Het damhert is een middelgroot hert. Het hert is doorgaans bruinachtig van kleur met witte vlekjes, maar kan sterk van kleur variëren: van bijna wit tot bijna zwart, al zijn deze varianten bij ons vrij zeldzaam. De dominante kleur kan per gebied anders zijn en ook zomer- en wintervacht kunnen behoorlijk van kleur verschillen.
Alleen het mannetje, de hertenbok of schoffelaar, heeft een gewei. In de eerste twee levensjaren is dit spiesvormig. Vanaf het derde jaar draagt de bok een zogenaamd schoffelgewei. Dit is een handvormig gewei, waarbij de uiteinden van de takken met elkaar zijn verbonden door platte schoffels. Naarmate het dier ouder wordt, neemt de grootte van het gewei toe, om vervolgens op heel late leeftijd weer in grootte af te nemen.

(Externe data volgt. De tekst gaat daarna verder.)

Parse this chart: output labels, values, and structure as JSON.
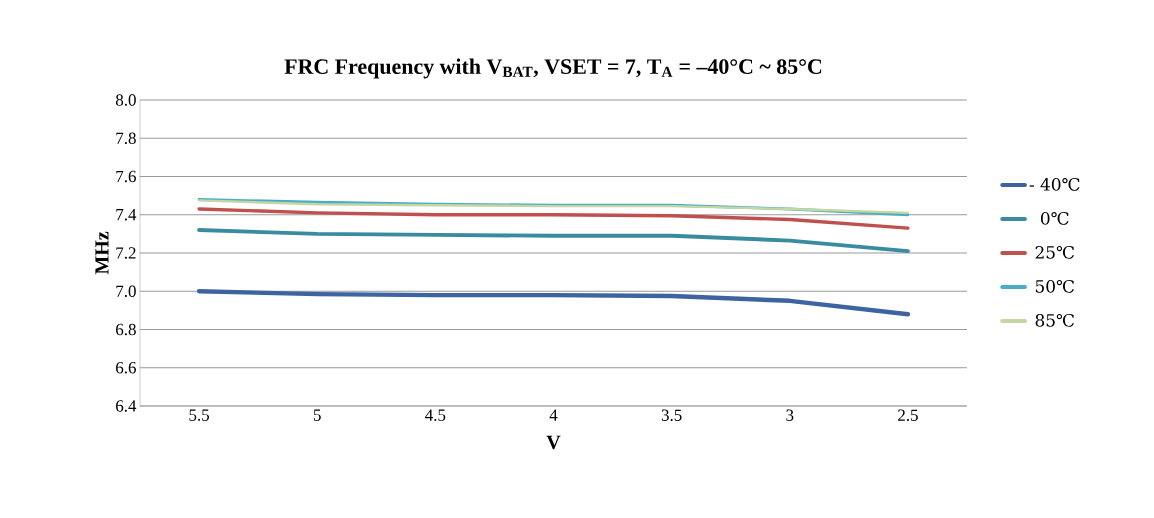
{
  "chart_data": {
    "type": "line",
    "title": "FRC Frequency with V$_{BAT}$, VSET = 7, T$_{A}$ = –40°C ~ 85°C",
    "xlabel": "V",
    "ylabel": "MHz",
    "categories": [
      "5.5",
      "5",
      "4.5",
      "4",
      "3.5",
      "3",
      "2.5"
    ],
    "series": [
      {
        "name": "- 40℃",
        "color": "#3d64a0",
        "values": [
          7.0,
          6.985,
          6.98,
          6.98,
          6.975,
          6.95,
          6.88
        ]
      },
      {
        "name": "0℃",
        "color": "#398ba0",
        "values": [
          7.32,
          7.3,
          7.295,
          7.29,
          7.29,
          7.265,
          7.21
        ]
      },
      {
        "name": "25℃",
        "color": "#c0504d",
        "values": [
          7.43,
          7.41,
          7.4,
          7.4,
          7.395,
          7.375,
          7.33
        ]
      },
      {
        "name": "50℃",
        "color": "#4bacc6",
        "values": [
          7.48,
          7.465,
          7.455,
          7.45,
          7.45,
          7.43,
          7.4
        ]
      },
      {
        "name": "85℃",
        "color": "#c3d6a4",
        "values": [
          7.475,
          7.455,
          7.45,
          7.445,
          7.445,
          7.43,
          7.41
        ]
      }
    ],
    "ylim": [
      6.4,
      8.0
    ],
    "yticks": [
      6.4,
      6.6,
      6.8,
      {
        "value": 7.0,
        "label": "7.0"
      },
      7.2,
      7.4,
      7.6,
      7.8,
      {
        "value": 8.0,
        "label": "8.0"
      }
    ],
    "grid": "y",
    "legend": "right",
    "marker": "none",
    "line_style": "solid"
  }
}
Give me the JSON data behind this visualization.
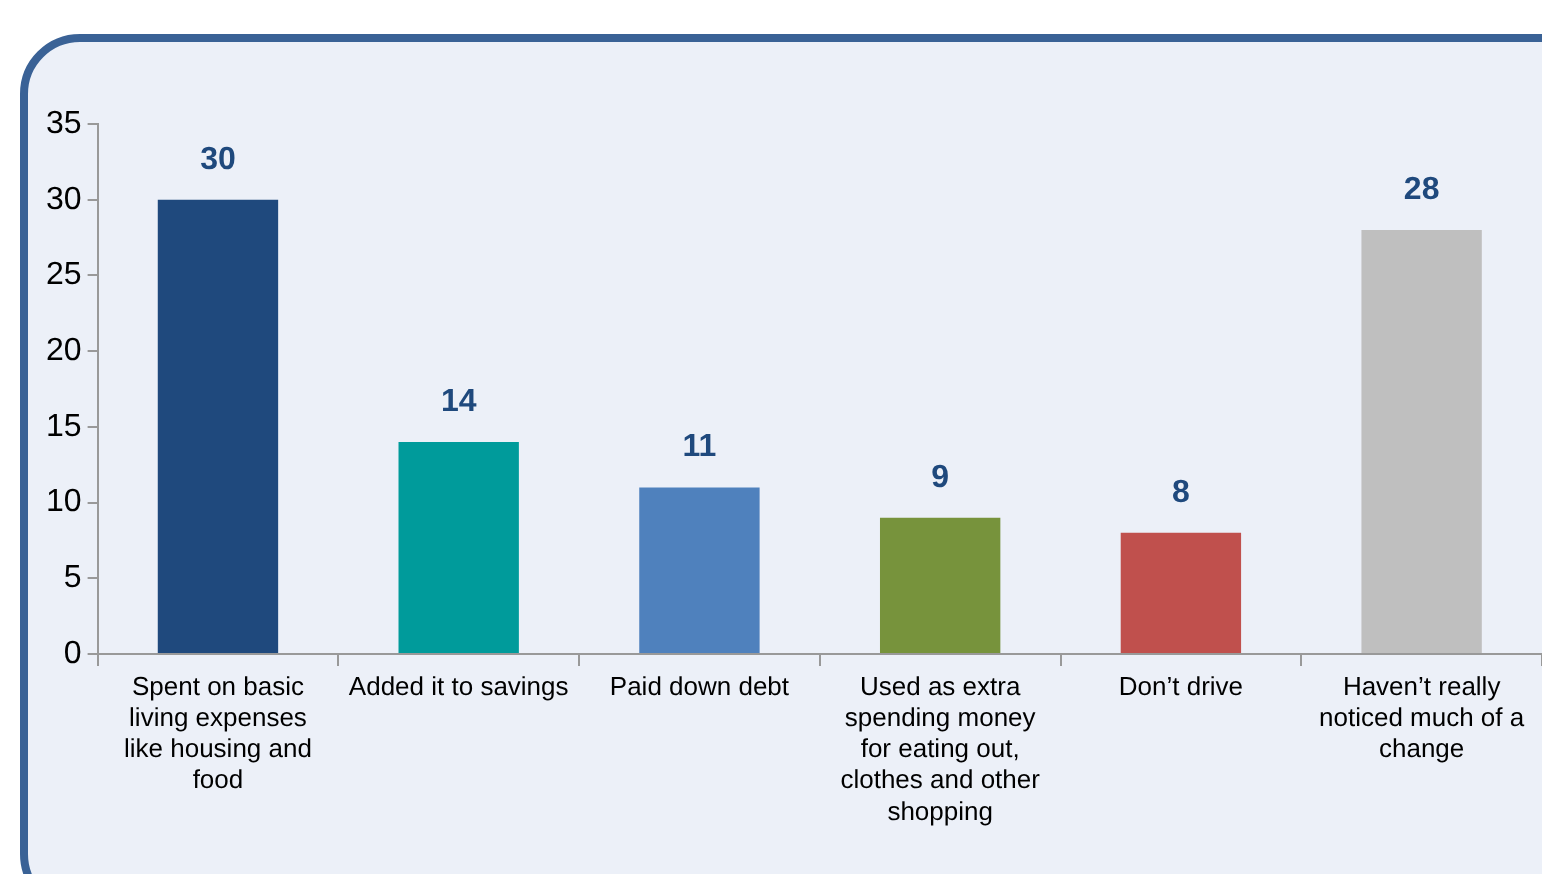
{
  "chart_data": {
    "type": "bar",
    "categories": [
      "Spent on basic living expenses like housing and food",
      "Added it to savings",
      "Paid down debt",
      "Used as extra spending money for eating out, clothes and other shopping",
      "Don’t drive",
      "Haven’t really noticed much of a change"
    ],
    "values": [
      30,
      14,
      11,
      9,
      8,
      28
    ],
    "colors": [
      "#1f497d",
      "#009b9b",
      "#4f81bd",
      "#77933c",
      "#c0504d",
      "#bfbfbf"
    ],
    "ylim": [
      0,
      35
    ],
    "yticks": [
      0,
      5,
      10,
      15,
      20,
      25,
      30,
      35
    ],
    "grid": false,
    "legend": false,
    "data_labels": true
  }
}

Damherten leven in roedels. Omdat ze buiten de bronstijd niet territoriaal zijn, kunnen ze met name in open gebieden vaak in grote groepen van wel 80 dieren, bestaande uit gemengde roedels, te zien zijn. Damherten zijn dagactief, maar in gebieden waar ze verstoord of bejaagd worden, zullen ze meer tijdens de schemering actief zijn.
Tijdens de bronst zijn de mannen slechts met één ding bezig en zelfs eten schiet er bij in. Verstoring van de mannen in deze periode en in de tijd daarna kan leiden tot onnodige energieverspilling, dus houd gepaste afstand van de dieren.
Ook de net geboren hertjes zijn in het voorjaar erg kwetsbaar. Ze liggen stil in het gras of tussen struikjes en rennen nog niet weg. Bij verstoring is er het risico dat ze te ver van hun moeder verwijderd raken, hetgeen hun het leven kan kosten. Ook hier geldt: blijf op afstand.